Он слегка задумался.
– Нет, «Зубчатые колеса» не приходилось. Когда-то читал его «В стране водяных». «Зубчатые колеса» – по-моему, очень мрачная книжка, верно?
– Да. Он написал ее перед самой смертью.
– Акутагава же покончил с собой?
– Да, – ответил я, – отравился. В предисловии говорится, что рассказ опубликован в 1927 году после смерти автора.
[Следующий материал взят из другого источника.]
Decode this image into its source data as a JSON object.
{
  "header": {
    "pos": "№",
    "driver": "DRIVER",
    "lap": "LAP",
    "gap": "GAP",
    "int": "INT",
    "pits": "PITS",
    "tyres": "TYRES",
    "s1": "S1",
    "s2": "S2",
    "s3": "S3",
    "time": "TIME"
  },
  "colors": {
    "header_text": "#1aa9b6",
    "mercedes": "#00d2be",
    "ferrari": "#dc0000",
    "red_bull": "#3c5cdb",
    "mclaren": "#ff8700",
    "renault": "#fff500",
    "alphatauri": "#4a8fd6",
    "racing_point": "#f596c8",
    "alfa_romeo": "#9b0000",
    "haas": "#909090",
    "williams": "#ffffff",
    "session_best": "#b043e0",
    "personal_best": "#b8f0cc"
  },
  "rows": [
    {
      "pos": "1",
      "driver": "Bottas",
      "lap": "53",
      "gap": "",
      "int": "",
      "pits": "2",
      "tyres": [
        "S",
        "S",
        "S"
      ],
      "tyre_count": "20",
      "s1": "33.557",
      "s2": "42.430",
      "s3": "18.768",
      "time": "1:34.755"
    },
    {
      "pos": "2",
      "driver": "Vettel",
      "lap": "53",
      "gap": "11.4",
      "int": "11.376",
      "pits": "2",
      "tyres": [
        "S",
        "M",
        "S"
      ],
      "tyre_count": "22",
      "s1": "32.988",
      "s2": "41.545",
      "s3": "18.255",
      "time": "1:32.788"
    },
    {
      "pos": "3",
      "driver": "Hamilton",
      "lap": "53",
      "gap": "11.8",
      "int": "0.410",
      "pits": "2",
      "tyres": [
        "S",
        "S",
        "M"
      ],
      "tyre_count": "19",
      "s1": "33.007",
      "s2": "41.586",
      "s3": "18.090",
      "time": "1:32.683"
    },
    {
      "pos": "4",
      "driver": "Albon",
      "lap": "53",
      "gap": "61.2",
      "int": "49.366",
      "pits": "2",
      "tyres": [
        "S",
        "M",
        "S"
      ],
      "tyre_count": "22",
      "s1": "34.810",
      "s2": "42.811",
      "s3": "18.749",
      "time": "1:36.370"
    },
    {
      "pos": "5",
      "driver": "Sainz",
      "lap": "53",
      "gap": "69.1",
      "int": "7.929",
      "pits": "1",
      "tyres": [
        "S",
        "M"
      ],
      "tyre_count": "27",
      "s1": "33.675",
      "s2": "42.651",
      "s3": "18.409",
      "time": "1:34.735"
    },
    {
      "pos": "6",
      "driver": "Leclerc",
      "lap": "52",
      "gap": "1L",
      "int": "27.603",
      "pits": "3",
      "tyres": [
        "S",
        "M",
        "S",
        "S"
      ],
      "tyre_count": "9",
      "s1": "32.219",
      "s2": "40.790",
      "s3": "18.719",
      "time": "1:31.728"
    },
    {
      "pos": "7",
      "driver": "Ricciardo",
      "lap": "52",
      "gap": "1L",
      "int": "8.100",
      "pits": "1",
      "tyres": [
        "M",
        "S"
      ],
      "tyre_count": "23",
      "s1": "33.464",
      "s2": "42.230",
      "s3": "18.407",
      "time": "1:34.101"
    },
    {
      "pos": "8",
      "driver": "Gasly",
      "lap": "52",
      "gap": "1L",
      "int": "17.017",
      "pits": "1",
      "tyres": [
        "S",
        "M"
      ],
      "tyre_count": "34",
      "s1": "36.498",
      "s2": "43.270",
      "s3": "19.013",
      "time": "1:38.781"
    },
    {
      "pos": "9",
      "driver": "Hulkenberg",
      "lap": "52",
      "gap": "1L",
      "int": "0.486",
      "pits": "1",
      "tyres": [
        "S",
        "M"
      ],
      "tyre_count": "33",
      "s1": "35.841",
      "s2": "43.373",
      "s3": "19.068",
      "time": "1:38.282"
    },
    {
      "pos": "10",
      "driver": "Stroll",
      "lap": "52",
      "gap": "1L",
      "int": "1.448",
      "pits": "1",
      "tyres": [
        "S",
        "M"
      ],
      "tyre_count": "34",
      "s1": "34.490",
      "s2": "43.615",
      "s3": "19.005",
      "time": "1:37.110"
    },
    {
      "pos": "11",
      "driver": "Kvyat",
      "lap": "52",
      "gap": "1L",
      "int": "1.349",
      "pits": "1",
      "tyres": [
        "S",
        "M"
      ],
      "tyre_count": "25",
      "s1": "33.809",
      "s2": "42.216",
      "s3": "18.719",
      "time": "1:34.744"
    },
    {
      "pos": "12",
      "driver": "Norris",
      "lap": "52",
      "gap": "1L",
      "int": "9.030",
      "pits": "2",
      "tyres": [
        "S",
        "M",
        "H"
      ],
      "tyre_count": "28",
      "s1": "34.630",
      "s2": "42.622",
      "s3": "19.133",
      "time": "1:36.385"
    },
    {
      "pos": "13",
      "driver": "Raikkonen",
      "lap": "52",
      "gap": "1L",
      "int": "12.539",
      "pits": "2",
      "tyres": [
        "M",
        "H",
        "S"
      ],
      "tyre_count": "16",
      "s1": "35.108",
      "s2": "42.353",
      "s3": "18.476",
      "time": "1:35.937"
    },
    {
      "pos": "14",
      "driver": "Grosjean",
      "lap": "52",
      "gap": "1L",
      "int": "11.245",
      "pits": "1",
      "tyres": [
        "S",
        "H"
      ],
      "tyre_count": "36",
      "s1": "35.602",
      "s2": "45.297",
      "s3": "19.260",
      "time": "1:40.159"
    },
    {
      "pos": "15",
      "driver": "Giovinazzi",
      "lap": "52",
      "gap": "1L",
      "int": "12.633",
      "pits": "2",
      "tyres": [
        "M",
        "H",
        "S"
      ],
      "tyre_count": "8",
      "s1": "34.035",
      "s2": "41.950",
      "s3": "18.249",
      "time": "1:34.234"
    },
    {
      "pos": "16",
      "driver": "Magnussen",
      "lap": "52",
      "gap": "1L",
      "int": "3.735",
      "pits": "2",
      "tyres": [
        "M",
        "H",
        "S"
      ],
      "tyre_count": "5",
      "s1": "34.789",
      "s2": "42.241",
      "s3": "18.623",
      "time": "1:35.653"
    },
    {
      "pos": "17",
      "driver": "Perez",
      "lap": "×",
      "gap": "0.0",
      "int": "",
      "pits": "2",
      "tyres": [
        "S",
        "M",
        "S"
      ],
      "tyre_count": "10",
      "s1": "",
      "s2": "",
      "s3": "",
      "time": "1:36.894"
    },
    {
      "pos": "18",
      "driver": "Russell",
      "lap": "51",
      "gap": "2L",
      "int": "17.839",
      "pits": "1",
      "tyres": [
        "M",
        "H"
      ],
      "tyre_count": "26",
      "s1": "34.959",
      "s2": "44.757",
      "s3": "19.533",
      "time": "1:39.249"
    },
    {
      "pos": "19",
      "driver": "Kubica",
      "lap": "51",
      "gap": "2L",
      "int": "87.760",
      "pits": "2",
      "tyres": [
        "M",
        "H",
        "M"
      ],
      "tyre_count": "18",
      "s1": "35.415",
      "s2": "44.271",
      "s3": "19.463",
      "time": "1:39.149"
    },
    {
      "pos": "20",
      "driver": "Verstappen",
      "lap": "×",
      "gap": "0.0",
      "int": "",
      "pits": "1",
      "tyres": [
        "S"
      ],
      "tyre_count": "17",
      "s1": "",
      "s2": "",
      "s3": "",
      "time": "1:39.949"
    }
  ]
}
Его можно считать предсмертной запиской.
– Н-да, – сказал брат моей подруги. – Можешь мне немного почитать?
Я с удивлением посмотрел на него.
– Почитать вслух?
– Да. Мне с детства нравилось, когда мне читают. Сам я читаю неважно.
– Я так вслух-то… не очень.
– Какая разница? Читай, как можешь, главное, вслух. И ничего не пропускай. Все равно нам обоим делать больше нечего.
– История там весьма унылая, – сказал я.
– Иногда полезно такое послушать. Как говорится, клин клином вышибают.
Он вернул мне книгу, взял в руку кружку с германскими крестами на биплане, отпил кофе и, поудобней устроившись в кресле, весь обратился в слух.